Saturday, 10 May 2025, 7:25 pm

    FMIC projects PSEi 7,500 points higher by year’s end

    The equities market this year as measured by the Philippine Stock Exchange index (PSEi) could rise as high as 7,500 points, especially if the country’s growth path falls within target range, the First Metro Investment Corp. said on Thursday. 

    Christina Ulang, FMIC head of research, said corporate earnings are projected to grow 11 percent this year, making possible for the main index, the PSEi, to report 12.6 times to 13.6 times price to earnings ratio.

    The PSEi rounded 2023 at only 6,450.04, down 116.35 points or more than 1 percent.

    But the benchmark index was up on Thursday by 67.62 points, closing at 6,613.73 points. 

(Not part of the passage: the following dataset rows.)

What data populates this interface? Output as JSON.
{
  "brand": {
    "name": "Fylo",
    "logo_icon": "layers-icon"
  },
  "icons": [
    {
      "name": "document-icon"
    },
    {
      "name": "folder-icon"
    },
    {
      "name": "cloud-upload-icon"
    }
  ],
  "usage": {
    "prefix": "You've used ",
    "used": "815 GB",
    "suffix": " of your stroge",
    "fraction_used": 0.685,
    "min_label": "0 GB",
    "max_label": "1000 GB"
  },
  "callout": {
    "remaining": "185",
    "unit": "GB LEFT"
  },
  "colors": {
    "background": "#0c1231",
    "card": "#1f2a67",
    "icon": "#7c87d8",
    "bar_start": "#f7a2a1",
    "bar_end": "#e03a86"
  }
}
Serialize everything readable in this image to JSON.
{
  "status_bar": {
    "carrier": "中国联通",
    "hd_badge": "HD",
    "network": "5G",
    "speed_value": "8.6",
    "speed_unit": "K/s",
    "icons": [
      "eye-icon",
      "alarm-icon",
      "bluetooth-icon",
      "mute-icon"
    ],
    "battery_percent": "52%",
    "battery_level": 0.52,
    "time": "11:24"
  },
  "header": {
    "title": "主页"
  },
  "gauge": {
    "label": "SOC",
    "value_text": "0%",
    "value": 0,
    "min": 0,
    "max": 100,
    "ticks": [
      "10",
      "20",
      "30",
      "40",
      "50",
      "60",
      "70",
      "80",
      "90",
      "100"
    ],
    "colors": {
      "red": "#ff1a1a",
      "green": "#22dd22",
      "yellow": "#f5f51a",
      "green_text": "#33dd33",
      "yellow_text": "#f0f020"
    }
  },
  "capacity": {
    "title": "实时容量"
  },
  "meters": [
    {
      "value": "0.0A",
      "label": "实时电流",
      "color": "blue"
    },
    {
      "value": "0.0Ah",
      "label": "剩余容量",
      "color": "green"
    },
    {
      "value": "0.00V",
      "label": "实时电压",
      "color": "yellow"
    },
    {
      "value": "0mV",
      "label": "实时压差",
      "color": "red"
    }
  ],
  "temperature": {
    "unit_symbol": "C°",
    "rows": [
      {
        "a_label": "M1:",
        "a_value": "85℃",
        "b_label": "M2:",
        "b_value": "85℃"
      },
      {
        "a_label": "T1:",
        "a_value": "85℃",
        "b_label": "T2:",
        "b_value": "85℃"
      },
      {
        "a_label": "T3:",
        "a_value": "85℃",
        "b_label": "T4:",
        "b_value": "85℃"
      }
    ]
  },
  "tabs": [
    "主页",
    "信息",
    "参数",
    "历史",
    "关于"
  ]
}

    According to Ulan, the market is proving buoyant in the run up to the Chinese New Year in February.

    “But as soon as inflation disappoints and the GDP (gross domestic product) number comes out (and) not hit the target, there could be a market reaction. Add to that (also should) El Nino proves to be stronger than expected in the first quarter,” Ulang said.

    “The policy rate cut could be coming soon, maybe earlier than expected or maybe later, depending on how the inflation picture evolves. We think the January inflation is still going to be on the downtrend and will be supportive of this continuing, ongoing rally,” Ulang added. 

    According to Ulang, the hoped for easing of bond yields should help boost the attractiveness of the stock market, encouraging issuers to consider equity issuances as a valuable alternative to capital raising. 

    Daniel Camacho, FMIC head of investment banking, likewise said the anticipated monetary policy pivot and easing inflation could lure debt issuers back to the market and capitalize on reduced borrowing costs. 

    Such pivot, however, could materialize by the second half this year, a reduction of between 75 and 125 basis points across the curve. 

    “We see a softening of rates as inflationary pressure decreases. We do not foresee a cut in Bangko Sentral ng Pilipinas (BSP) rates in the first half but possibly one or two in the second half of the year, which will further push rates down,” he said.

    Camacho said high rates last year helped temper issuer fund raising activities in the fixed-income market, and helped defer or downsize issuances by tapping bank loans instead.

    Issuances last year dropped to only P106 billion versus P327 billion in 2022.